Does anyone know the code for the Encode-symbol procedure for Exercise
2.68 from the Book "Structure and Interpretation of Computer Programs"
??? My codes are not running :-(
Basically, you have a tree structure of symbols which contains the
weights used while assigning positions in the tree to each symbol. You
can use that tree (as shown in the previous exercise), but it's easier
to think about it if you discard the weights and just position the
symbols:
(define tree (cons 'A (cons 'B (cons 'D 'C))))
Ignore the fact that tree is an improper list ('A 'B 'D . 'C) -- that
only confuses things because unlike many other applications, it is not
being used as a list. Here's a function for traversing the tree. Note
that it searches for a matching symbol while maintaining the path as a
list of 0s and 1s corresponding to the car and cdr branches of the tree.
(define (encode-helper symbol path tree)
(cond ((eq? symbol tree) (reverse path))
((not (pair? tree)) #f)
((encode-helper symbol (cons 0 path) (car tree)))
(else (encode-helper symbol (cons 1 path) (cdr tree)))))
Note that the path is maintained in reverse order because it's much easier
to cons the 0s and 1s to the front than to append them to the end, and
all but one of the paths developed during the search will be discarded.
The third test in the cond clause returns the test result as a
byproduct of not having any consequents to evaluate and the fact that
we're using #f as the method of returning no result.

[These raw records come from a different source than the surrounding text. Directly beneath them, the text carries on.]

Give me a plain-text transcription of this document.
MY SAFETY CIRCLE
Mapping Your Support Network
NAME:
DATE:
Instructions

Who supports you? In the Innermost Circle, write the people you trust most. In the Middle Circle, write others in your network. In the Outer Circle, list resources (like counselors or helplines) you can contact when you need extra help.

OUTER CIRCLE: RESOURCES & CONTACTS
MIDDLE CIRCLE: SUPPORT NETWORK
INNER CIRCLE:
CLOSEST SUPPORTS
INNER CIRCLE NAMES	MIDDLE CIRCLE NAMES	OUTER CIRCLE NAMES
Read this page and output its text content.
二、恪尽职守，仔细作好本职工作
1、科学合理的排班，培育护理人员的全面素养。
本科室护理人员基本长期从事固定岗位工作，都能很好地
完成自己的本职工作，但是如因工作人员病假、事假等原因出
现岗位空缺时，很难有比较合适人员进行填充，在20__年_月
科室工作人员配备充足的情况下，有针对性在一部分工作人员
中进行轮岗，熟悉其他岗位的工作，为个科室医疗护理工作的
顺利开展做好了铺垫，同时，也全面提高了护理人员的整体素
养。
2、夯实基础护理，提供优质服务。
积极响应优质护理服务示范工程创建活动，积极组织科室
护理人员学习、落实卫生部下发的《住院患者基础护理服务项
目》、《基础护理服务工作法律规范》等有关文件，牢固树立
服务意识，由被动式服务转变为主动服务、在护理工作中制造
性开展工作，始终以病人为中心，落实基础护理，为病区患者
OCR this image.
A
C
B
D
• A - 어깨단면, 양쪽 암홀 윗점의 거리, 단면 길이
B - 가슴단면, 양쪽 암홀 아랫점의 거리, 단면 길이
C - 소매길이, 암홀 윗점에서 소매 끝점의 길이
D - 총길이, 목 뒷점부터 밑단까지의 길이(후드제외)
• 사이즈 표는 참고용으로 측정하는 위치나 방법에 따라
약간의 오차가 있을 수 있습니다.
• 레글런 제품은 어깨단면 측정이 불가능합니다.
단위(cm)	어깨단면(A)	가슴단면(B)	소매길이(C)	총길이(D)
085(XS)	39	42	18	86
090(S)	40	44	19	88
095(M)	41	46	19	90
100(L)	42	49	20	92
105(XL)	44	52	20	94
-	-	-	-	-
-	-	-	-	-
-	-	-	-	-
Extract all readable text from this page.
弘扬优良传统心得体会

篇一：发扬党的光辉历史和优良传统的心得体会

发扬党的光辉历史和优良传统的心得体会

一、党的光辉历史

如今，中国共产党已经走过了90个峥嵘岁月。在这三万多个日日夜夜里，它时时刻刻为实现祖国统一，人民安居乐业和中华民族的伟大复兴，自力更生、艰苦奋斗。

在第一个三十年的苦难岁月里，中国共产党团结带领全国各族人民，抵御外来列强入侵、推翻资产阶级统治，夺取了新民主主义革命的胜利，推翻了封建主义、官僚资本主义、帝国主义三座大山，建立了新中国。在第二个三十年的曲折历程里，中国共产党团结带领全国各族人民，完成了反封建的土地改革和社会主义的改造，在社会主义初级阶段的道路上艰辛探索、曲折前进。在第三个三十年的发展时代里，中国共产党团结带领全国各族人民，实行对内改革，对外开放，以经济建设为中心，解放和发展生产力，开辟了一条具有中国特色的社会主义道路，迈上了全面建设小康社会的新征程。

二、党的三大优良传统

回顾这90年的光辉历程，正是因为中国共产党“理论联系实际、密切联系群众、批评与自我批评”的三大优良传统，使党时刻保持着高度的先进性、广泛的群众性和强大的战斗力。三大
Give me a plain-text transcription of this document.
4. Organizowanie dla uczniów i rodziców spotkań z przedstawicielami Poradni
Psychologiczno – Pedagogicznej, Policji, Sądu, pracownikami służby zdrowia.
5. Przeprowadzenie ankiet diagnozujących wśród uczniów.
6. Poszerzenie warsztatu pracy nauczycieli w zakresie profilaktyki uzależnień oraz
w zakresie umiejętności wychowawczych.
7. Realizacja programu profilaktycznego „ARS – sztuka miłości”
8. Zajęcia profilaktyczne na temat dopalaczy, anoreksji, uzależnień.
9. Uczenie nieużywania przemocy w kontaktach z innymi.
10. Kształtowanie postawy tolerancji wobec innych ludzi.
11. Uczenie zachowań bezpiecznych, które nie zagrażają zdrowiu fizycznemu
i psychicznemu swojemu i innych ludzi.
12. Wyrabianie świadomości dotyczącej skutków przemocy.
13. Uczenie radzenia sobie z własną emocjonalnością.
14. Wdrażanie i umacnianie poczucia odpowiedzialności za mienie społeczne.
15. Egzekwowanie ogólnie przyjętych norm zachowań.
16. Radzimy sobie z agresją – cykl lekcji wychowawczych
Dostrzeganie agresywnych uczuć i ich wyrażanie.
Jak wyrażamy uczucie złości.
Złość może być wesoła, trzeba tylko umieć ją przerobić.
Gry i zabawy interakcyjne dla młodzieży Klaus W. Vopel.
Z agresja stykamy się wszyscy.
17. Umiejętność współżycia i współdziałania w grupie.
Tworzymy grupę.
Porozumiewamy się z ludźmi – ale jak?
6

(You could factor out the constant "symbol" from this by getting it
from an enclosing environment, but I'll leave that up to you, plus
the question of how you incorporate the result in the procedure
encode-symbol.)
(define (test symbol) (encode-helper symbol '() tree))
(test 'A)
(0)
(test 'B)
(1 0)
(test 'C)
(1 1 1)
(test 'D)
(1 1 0)
(test 'Z)
#f
It is also well-behaved with the null tree:
(encode-helper 'A '() '())
#f
You might be concerned that this is an inefficient way to write the
encoding algorithm, because of the search. However, search encounters
the stored symbols in order of frequency in the document being encoded,
so the search time per symbol is typically less than half the size of
the tree.
For small symbol spaces, such as the ASCII character set, an alternative
encoding method involves converting the tree into a vector containing the
sequences indexed by the numerical character code. For larger symbol spaces
hashing is a good approach. This makes the lookup time per symbol very fast,
which pays off for all but small documents.
Peter Olson
|